TİHEK tarafından yapılan yazılı açıklamada şu ifadelere yer verildi:
İsrail’in zorla yerlerinden edilen Filistinlilerin sığındığı Gazze’de bulunan Nusayrat, El-Bureyc ve El-Megazi mülteci kamplarına yönelik havadan ve karadan saldırı düzenlediği yazılı ve görsel medyada yer almıştır. Saldırılarda yüzlerce Filistinlinin hayatını kaybettiği ve yaralandığı belirtilmiştir. İsrail’in 7 Ekim 2023 tarihinden bu yana Gazze Şeridi’ne düzenlediği saldırılarda en az 15 bin 517’si çocuk, 10 bin 279’u kadın olmak üzere 37 bin 84 Filistinlinin öldürüldüğü, 84 bin 494 Filistinlinin ise yaralandığı kaydedilmiştir.
İsrail, 7 Ekim 2023 tarihinden bu yana tüm dünyanın gözleri önünde Gazze’deki sivil halka yönelik savaş ve soykırım suçu işlemeye devam etmektedir.
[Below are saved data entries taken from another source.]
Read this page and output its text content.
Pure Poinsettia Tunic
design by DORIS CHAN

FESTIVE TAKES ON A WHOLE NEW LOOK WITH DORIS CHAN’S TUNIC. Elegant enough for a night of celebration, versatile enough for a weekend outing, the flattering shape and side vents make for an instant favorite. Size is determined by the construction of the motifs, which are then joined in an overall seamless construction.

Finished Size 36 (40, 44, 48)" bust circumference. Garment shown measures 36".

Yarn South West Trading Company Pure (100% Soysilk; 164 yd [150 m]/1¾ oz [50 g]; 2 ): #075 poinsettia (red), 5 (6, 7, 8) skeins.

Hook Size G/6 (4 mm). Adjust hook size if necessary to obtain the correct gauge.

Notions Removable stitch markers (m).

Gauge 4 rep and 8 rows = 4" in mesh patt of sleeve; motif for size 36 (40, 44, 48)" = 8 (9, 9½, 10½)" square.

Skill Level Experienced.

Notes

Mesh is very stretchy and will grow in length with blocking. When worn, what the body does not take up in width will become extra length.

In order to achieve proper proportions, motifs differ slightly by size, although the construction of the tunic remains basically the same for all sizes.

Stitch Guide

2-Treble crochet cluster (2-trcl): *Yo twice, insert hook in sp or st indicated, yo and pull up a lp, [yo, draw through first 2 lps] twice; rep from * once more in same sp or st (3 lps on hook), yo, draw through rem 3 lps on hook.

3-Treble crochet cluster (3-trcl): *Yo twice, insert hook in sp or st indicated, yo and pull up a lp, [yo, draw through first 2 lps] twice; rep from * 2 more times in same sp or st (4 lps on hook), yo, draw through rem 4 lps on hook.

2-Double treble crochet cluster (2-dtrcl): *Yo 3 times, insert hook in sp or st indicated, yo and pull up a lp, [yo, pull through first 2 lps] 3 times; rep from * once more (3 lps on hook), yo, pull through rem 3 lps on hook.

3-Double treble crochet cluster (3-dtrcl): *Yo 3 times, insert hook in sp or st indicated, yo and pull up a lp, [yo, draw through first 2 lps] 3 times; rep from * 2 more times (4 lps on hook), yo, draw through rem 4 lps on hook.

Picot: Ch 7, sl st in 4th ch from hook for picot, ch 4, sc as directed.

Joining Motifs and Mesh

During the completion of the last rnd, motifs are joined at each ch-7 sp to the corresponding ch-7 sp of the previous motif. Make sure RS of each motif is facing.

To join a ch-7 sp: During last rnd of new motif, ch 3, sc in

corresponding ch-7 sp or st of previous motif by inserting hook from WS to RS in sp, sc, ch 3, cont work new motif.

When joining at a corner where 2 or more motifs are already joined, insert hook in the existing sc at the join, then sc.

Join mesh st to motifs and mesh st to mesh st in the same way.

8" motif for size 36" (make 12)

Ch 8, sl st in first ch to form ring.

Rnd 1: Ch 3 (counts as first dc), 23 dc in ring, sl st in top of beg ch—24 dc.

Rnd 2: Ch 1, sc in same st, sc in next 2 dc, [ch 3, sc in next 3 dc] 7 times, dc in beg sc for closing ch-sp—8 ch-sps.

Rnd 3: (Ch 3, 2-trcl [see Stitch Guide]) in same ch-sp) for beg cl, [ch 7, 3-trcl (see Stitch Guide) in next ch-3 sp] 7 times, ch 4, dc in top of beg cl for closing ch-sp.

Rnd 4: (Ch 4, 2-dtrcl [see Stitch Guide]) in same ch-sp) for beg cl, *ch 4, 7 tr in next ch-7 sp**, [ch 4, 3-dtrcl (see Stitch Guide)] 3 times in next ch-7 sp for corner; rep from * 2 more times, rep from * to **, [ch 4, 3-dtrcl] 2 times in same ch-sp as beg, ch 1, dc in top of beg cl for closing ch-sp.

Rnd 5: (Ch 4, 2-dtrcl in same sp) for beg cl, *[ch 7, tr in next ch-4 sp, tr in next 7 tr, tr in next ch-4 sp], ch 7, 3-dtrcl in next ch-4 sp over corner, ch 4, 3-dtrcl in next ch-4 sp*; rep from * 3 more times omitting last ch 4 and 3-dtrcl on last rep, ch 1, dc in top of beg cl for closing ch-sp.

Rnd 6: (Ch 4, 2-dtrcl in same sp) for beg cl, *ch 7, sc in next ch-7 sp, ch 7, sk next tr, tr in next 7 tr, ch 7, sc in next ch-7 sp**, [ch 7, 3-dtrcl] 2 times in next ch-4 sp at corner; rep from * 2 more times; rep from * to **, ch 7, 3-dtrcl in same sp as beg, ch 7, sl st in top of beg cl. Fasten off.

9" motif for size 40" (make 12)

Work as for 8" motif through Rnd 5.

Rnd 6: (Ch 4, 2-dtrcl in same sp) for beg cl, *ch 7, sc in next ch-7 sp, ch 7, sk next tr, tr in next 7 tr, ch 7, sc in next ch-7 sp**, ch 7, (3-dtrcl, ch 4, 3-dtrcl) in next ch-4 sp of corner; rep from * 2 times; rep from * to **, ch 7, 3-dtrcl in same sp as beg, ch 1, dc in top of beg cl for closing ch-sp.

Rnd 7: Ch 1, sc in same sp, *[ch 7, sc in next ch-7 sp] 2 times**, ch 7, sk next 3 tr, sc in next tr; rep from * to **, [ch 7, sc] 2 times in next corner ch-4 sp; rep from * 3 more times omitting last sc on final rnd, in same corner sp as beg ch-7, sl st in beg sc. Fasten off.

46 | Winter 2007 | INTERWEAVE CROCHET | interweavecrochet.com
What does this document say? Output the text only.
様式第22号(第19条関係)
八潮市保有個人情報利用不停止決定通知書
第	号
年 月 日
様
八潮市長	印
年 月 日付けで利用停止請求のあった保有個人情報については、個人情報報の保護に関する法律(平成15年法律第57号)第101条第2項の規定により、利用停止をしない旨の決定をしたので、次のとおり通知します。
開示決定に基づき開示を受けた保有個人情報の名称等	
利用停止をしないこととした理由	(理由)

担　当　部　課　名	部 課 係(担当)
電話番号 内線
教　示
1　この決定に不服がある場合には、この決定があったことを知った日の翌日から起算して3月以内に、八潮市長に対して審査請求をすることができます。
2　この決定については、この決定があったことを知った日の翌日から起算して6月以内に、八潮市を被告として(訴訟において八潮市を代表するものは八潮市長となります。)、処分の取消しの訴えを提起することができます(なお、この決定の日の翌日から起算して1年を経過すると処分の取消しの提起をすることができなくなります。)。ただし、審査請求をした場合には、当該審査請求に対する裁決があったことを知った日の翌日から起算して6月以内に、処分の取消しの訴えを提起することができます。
Gazze’de insanların en temel ihtiyaçlarına ulaşamamasına, hastanelerin, ibadet yerlerinin, sivil yerleşim alanlarının dahi bombalanmasına ve temel hak ve özgürlükler ile insancıl hukukun en temel ilkelerinin ihlal edilmesine tanıklık edilmektedir. Uluslararası toplumun ve uluslararası yargı mekanizmalarının tüm tepkilerine rağmen İsrail’in Gazze’de devam eden bombardımanı ve topyekûn ablukası, insani krizi daha da derinleştirerek tam anlamıyla vahşete dönüşmüştür. İsrail’in Gazze’ye giriş ve çıkışları kapatması, gıda ve ilaç gibi insani ihtiyaçların temininin ve seyahat özgürlüğünün kısıtlanması nedeniyle Gazze halkı haksız ve kapsayıcı bir ‘cezalandırıcılığa’ maruz bırakılmıştır. Bugün tüm dünyanın gözü önünde Filistinliler kitlesel etnik temizlik tehlikesiyle karşı karşıya kalmıştır.
12 Ağustos 1949 tarihli Cenevre Sözleşmeleri gereğince koruma altındaki sivillerin bulunduğu yerlere askeri saldırı düzenlenmesi açıkça uluslararası silahlı çatışmalar hukukuna aykırıdır. Uluslararası Ceza Mahkemesi Roma Statüsünün 8. maddesine göre ise; çatışmalarda doğrudan yer almayan sivil nüfusa kasten saldırı düzenlenmesi, askeri maksatlı olmayan sevil hedeflere karşı kasten saldırı gerçekleştirilmesi ve Birleşmiş Milletler Sözleşmesi’ne göre, barış gücü ya da insani yardıma tahsis edilmiş görevli personel, tesis, malzeme, birlik veya araçlara kasten saldırı yöneltilmesi savaş suçu teşkil etmektedir. İsrail 7 Ekim 2023 tarihinden bu yana uluslararası hukuku ve silahlı çatışmalar hukukunu ihlal ederek sivil mülteci kamplarına ve insani yardım konvoylarına yönelik saldırılar düzenleyerek savaş suçu işlemeye devam etmektedir.
Türkiye İnsan Hakları ve Eşitlik Kurumu olarak, İsrail’in Gazze’deki sivil halka yönelik sistematik ve yaygın biçimde gerçekleştirdiği soykırım ve savaş suçu teşkil eden saldırılarını bir kez daha telin ediyor, bu vahşetin sona erdirilmesi ve bölgede kalıcı barışın sağlanması amacıyla gerekli adımların atılması için uluslararası toplumun tüm aktörlerini aksiyon almaya davet ediyor, İsrail’in aleyhinde verilecek olan uluslararası yargı kararlarının uygulanmasının ve uluslararası hukuka riayet edilmesinin gereğini hatırlatıyoruz.